Table10_A glycosylation risk score comprehensively assists the treatment of bladder neoplasm in the real-world cohort, including the tumor microenvironment, molecular and clinical prognosis.XLSX

Background: Bladder cancer is a common urological cancer associated high significant morbidity and mortality rates. Immunotherapy has emerged as a promising treatment option, although response rates vary among patients. Glycosylation has been implicated in tumorigenesis and immune regulation. However, our current comprehensive understanding of the role of glycosylation in bladder cancer and its clinical implications is limited. Methods: We constructed a training cohort based on the downloaded TCGA-BLCA dataset, while additional datasets (Xiangya cohort, GSE32894, GSE48075, GSE31684, GSE69795 and E-MTAB-1803) from Xiangya hospital, GEO and ArrayExpress database were obtained and used as validation cohorts. To identify glycosylation-related genes associated with prognosis, univariate Cox regression and LASSO regression were performed. A Cox proportional hazards regression model was then constructed to develop a risk score model. The performance of the risk score was assessed in the training cohort using Kaplan-Meier survival curves and ROC curves, and further validated in multiple validation cohorts. Results: We classified patients in the training cohort into two groups based on glycosylation-related gene expression patterns: Cluster 1 and Cluster 2. Prognostic analysis revealed that Cluster 2 had poorer survival outcomes. Cluster 2 also showed higher levels of immune cell presence in the tumor microenvironment and increased activation in key steps of the cancer immune response cycle. We developed an independent prognostic risk score (p < 0.001) and used it to construct an accurate prognostic prediction nomogram. The high glycosylation risk score group exhibited higher tumor immune cell infiltration, enrichment scores in immune therapy-related pathways, and a tendency towards a basal subtype. Conversely, the low-risk score group had minimal immune cell infiltration and tended to have a luminal subtype. These findings were consistent in our real-world Xiangya cohort. Conclusion: This multi-omics glycosylation score based on these genes reliably confirmed the heterogeneity of bladder cancer tumors, predicted the efficacy of immunotherapy and molecular subtypes, optimizing individual treatment decisions.

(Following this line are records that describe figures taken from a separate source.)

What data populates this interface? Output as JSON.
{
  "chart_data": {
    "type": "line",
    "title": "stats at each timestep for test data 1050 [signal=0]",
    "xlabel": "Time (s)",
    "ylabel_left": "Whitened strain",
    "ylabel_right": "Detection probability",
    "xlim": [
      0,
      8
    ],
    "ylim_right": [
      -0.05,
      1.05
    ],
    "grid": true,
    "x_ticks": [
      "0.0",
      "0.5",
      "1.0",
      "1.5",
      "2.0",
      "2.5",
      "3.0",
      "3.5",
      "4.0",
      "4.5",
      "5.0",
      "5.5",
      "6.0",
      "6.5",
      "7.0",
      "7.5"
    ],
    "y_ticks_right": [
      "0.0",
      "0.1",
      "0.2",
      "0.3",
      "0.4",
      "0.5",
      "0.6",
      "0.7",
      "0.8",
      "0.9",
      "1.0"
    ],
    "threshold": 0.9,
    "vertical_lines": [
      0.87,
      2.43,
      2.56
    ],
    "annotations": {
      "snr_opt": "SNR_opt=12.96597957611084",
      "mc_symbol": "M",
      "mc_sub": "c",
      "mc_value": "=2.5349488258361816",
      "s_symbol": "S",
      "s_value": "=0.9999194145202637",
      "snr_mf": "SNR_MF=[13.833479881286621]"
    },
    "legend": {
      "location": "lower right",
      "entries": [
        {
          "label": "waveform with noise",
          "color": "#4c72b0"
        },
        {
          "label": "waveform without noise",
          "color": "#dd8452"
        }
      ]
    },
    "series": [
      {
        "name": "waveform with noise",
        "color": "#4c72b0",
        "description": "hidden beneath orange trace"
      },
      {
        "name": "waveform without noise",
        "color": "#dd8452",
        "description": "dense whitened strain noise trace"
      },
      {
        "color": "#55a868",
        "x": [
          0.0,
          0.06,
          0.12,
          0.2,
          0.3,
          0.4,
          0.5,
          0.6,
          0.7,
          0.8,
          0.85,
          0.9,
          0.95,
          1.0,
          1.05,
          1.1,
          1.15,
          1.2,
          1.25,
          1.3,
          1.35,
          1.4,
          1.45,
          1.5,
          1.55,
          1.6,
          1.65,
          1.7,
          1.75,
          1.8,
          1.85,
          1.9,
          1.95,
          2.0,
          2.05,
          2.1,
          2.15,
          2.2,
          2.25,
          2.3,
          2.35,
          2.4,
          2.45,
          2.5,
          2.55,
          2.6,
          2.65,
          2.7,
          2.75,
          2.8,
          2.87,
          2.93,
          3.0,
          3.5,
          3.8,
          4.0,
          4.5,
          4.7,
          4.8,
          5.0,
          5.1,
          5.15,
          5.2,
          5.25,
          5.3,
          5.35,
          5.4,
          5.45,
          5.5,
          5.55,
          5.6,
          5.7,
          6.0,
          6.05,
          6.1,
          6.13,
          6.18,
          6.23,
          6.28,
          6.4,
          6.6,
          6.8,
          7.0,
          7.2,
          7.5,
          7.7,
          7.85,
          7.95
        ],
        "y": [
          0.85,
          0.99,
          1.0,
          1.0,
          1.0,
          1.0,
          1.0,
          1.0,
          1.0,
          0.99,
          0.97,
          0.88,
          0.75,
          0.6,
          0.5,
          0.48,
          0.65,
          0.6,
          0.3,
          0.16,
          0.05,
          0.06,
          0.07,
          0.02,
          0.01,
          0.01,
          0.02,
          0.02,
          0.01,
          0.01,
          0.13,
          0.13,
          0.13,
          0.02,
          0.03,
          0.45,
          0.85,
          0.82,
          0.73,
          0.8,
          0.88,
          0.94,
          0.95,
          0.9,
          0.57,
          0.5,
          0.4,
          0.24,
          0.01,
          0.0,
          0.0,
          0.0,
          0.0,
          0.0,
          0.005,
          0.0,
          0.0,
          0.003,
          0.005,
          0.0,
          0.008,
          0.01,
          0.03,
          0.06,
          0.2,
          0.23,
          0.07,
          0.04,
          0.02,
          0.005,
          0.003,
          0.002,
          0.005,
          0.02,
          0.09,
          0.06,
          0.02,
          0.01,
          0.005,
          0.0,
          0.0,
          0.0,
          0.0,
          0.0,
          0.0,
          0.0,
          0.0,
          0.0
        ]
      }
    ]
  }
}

背景：膀胱癌是一种常见的泌尿生殖系统恶性肿瘤，具有较高的发病率与死亡率。免疫治疗已成为极具潜力的治疗选择，但不同患者的应答率存在显著差异。糖基化（glycosylation）已被证实与肿瘤发生及免疫调控密切相关，然而当前学界对糖基化在膀胱癌中的作用及其临床意义的全面认知仍较为有限。 方法：本研究基于下载获取的癌症基因组图谱膀胱癌队列（TCGA-BLCA）数据集构建训练队列，并从湘雅医院、GEO数据库及ArrayExpress数据库获取额外数据集，包括湘雅队列（Xiangya cohort）、GSE32894、GSE48075、GSE31684、GSE69795及E-MTAB-1803，将其作为验证队列。为筛选与预后相关的糖基化相关基因，本研究开展单因素Cox回归及最小绝对收缩和选择算子（Least Absolute Shrinkage and Selection Operator，简称LASSO）回归分析，随后构建Cox比例风险回归模型以生成风险评分模型。本研究通过卡普兰-迈耶（Kaplan-Meier）生存曲线及受试者工作特征（Receiver Operating Characteristic，简称ROC）曲线在训练队列中评估该风险评分模型的性能，并在多组验证队列中进一步验证其有效性。 结果：本研究基于训练队列中糖基化相关基因的表达模式，将患者分为两个亚组：Cluster 1与Cluster 2。预后分析显示，Cluster 2组患者的生存结局更差。该组肿瘤微环境中的免疫细胞浸润水平更高，且肿瘤免疫应答循环关键步骤的激活程度更强。本研究构建了独立的预后风险评分模型（p < 0.001），并基于该评分生成了精准的预后预测列线图（nomogram）。高糖基化风险评分组患者的肿瘤免疫细胞浸润水平更高、免疫治疗相关通路富集评分更高，且更倾向于基底样分子亚型；反之，低风险评分组的免疫细胞浸润程度极低，更倾向于管腔型分子亚型。上述研究结果在本研究的真实世界湘雅队列中得到了一致验证。 结论：本研究基于上述基因构建的多组学糖基化评分模型，可有效确认膀胱癌的肿瘤异质性，预测免疫治疗应答效果及分子亚型，为个体化治疗决策提供优化依据。